Image Credit: Denver Museum of Nature and Science.

A group of archeologists excavating a prehistoric site in Golden Colorado have discovered that people inhabited the region thousands of years earlier than previously believed.

Magic Mountain, the archeological site being studied by archeologists is located on land that was previously owned by an amusement park has been excavated since the 1950s.

It is thought that nomadic hunter-gatherers had lived and camped at the site for around five thousand years.

“It’s a great place to be in the winter. You have water. Their animals congregated there. It’s not too high and it’s not too low.
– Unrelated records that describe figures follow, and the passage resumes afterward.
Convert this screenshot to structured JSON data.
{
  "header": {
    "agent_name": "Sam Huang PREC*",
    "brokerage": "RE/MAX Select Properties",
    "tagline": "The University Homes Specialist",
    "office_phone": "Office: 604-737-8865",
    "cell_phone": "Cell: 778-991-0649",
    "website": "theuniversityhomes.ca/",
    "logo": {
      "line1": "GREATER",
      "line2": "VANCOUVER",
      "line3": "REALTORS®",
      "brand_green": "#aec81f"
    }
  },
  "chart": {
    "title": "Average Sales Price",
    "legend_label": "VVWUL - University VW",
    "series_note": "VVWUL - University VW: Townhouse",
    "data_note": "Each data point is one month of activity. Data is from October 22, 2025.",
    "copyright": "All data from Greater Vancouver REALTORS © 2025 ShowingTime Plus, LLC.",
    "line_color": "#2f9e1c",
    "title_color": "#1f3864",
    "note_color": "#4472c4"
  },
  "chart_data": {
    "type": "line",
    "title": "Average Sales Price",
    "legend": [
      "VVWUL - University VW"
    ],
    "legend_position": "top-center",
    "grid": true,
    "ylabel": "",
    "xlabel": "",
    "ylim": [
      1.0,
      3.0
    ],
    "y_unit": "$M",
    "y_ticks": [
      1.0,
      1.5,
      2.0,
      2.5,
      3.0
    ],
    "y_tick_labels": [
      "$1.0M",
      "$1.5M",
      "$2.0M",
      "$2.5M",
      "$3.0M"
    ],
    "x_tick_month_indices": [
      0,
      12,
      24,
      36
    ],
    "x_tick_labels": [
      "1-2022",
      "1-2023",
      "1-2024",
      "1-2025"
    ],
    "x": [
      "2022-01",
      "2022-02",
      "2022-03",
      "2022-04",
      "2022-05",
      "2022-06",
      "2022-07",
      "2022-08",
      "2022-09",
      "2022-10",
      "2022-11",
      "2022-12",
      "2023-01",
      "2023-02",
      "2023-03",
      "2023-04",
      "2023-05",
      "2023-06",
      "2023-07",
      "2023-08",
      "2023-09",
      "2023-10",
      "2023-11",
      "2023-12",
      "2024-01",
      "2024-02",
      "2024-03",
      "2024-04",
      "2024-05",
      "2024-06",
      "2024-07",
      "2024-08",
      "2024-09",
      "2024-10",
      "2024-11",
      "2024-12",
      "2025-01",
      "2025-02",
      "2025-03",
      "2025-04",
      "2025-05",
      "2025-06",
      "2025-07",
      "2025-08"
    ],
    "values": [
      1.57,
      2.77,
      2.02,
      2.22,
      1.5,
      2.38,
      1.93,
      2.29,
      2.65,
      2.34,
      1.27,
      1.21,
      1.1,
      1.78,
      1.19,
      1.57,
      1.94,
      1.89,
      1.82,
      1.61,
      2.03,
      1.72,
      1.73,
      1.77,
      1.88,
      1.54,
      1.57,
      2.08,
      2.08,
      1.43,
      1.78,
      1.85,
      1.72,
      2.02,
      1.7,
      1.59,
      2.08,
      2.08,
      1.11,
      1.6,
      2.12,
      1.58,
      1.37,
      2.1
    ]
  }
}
It’s kind of the Goldilocks spot of the Front Range,” says archeologist Mark Mitchell, the director at a non-profit, the Paleocultural Research Group, that is collaborating with the Denver Museum of Nature and Science.

But then, in the summer of 2017, they decided to dig a bit deeper.

They excavated more than seven feet underground.

“We dug really deep to try and see if we could get back to some of the earlier remains in the site,” explains Michele Koons, curator of archaeology with the Denver Museum of Nature and Science.

After having excavated the ground the size of a windshield, they found a number of curious items.

“And in there we found some animal bones and some chipped stone from making stone tools,” added Koons.

Radiocarbon dating has shown that the soil layer that contained the artifacts is at least 9,000 years old.

“So we know that people were there during that particular time period and they were probably eating, butchering and cooking those animals and making the stone tools in that particular location,” explains Koons.

To verify their discovery, Koons and her colleagues will submit their findings to a scientific journal in the coming months.

“We have very few opportunities to see dirt that’s that old and that’s sort of the mantra among archaeologists who are interested in an early occupation in North America,” said Mitchell.

“You’ve got to find the old dirt, and it’s hard to find because it’s either been eroded away or it’s buried.”

While 9,000 years is certainly a nice number, it’s not the evidence of the oldest human occupation in America, as archaeologists have uncovered traces of occupation dating back more than 14,000 years.